Input: root = [5,3,6,2,4,null,null,1], k = 3
Output: 3

💻 Code

Approach :

• In the binary tree, inorder counts elements as increasing sequence.

1. Iteration Inorder

• TC: $O(h + k)$
  • $h$: height
• SC: $O(n)$

class Solution:
    def kthSmallest(self, root: Optional[TreeNode], k: int) -> int:
        stack = []
        while True:
            while root:
                stack.append(root)
                root = root.left
            root = stack.pop()
            k -= 1

            if k == 0:
                return root.val
            
            root = root.right

This iterative solution effectively traces the graph to identify the process and provides a clear and intuitive understanding of how the algorithm works.

2. Inorder Recursion

• TC: $O(n)$
• SC: $O(n)$

class Solution:
    def kthSmallest(self, root: Optional[TreeNode], k: int) -> int:
        def in_order(node):
            if node is None:
                return []

            return in_order(node.left) + [node.val] + in_order(node.right)

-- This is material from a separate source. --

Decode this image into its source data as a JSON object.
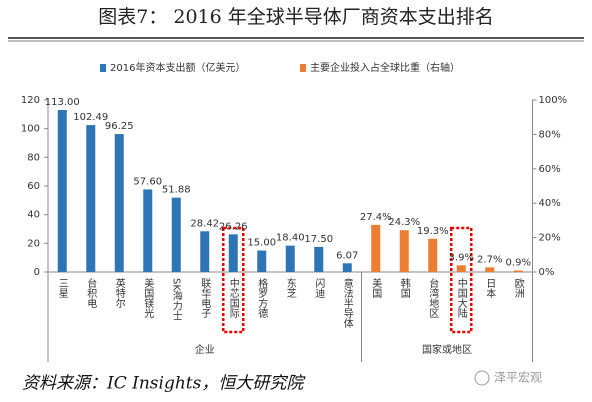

        return in_order(root)[k - 1]    # k - 1, because 1-indexed

This recursion solution reorganize all elements as an inorder. However, it stores whole elements before giving the answer. Thus, $O(n)$.

3. Optimal Inorder Recursion

• TC: $O(h + k)$
• SC: $O(n)$

class Solution:
    def kthSmallest(self, root: Optional[TreeNode], k: int) -> int:
        res = []

        def in_order(node, res, k):
            if len(res) < k and node is not None:
                in_order(node.left, res, k)
                res.append(node.val)
                in_order(node.right, res, k)

        in_order(root, res, k)

        return res(root)[k - 1]    # k - 1, because 1-indexed

This improved version of recursion automatically stops when it gets to the kth smallest element.